Diese Produktion will dem Geist der antiken griechischen Tragödie nachspüren und diesen
zugleich heute erfahrbar machen, - als Verhandlung des Lebens im öffentlichen Raum. Die
Spielstätte ist der Brunnen vor der Karlskirche und Wasser und Feuer werden die zentralen
Gestaltungselemente dieser Opernproduktion sein: Damit aus ihr das vitale Feuer der
Griechen fließe, das die Tragödie und ihren transzendentalen Charakter umgibt, mit ihrer
Erfahrung über das Wasser des Lebens und der Luft des Todes. Das Leben ist wie eine ewige
Quelle, die immer sprudelt, sich dazu selbst zerreißt und den Schmerz und die Leiden
empfindet, vom Wesentlichen abgetrennt zu sein. (...) Das ist es, was Fura dels Baus immer
angestrebt hat, vor allem in ihren ersten Arbeiten, und in der Orestie sehen wir sie wieder bei
dem Versuch, dieses Spiel des ständigen Aufbaus und Abrisses der Welt zu reflektieren und
dem Zuschauer eine Tür zu diesem Mysterium zu öffnen. (Carlus Padrissa)

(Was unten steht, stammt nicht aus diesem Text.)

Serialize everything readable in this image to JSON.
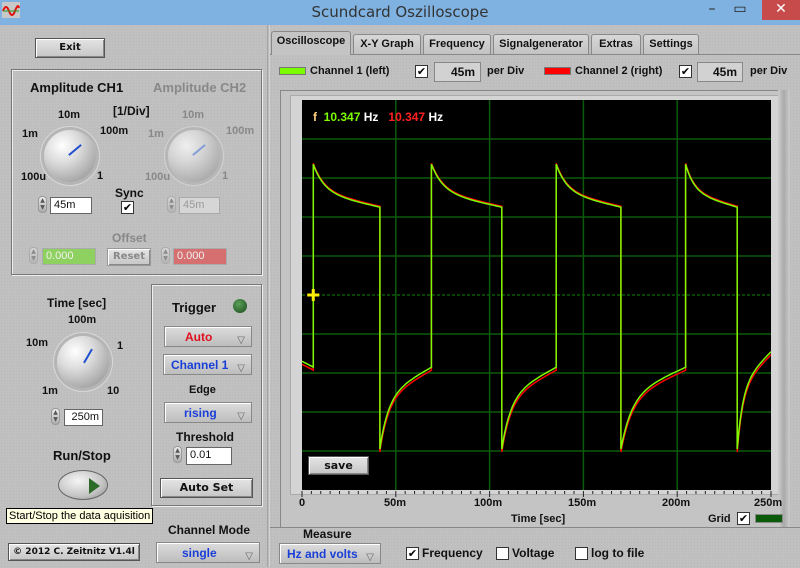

IANNIS XENAKIS' ORESTEIA-MUSIK
Insgesamt ähnelte das griechische Drama mit seinem Wechsel von Sprech-. Rezitationsund Gesangspartien eher einer Oper des 17. Jahrhunderts als einem modernen
Theaterstück. Xenakis erweist sich in seiner Musik zur Oresteia als genauer Kenner des
antiken griechischen Theaters. Er verwendet die Elemente der alten Tragödie, ohne sie
nachahmen oder gar rekonstruieren zu wollen. Insbesondere mit der Reduktion auf einfache
Rhythmen in vielen Passagen des Werkes wird eine archaisierende Wirkung erzielt, die
durch die sparsame Begleitung durch Blasinstrumente und ein Violoncello noch verstärkt
wird. Dazu tritt - gleichsam als verfeinernder Widerpart - die Verwendung von
Mikrointervallen wie Viertel- und Dritteltönen im Chor.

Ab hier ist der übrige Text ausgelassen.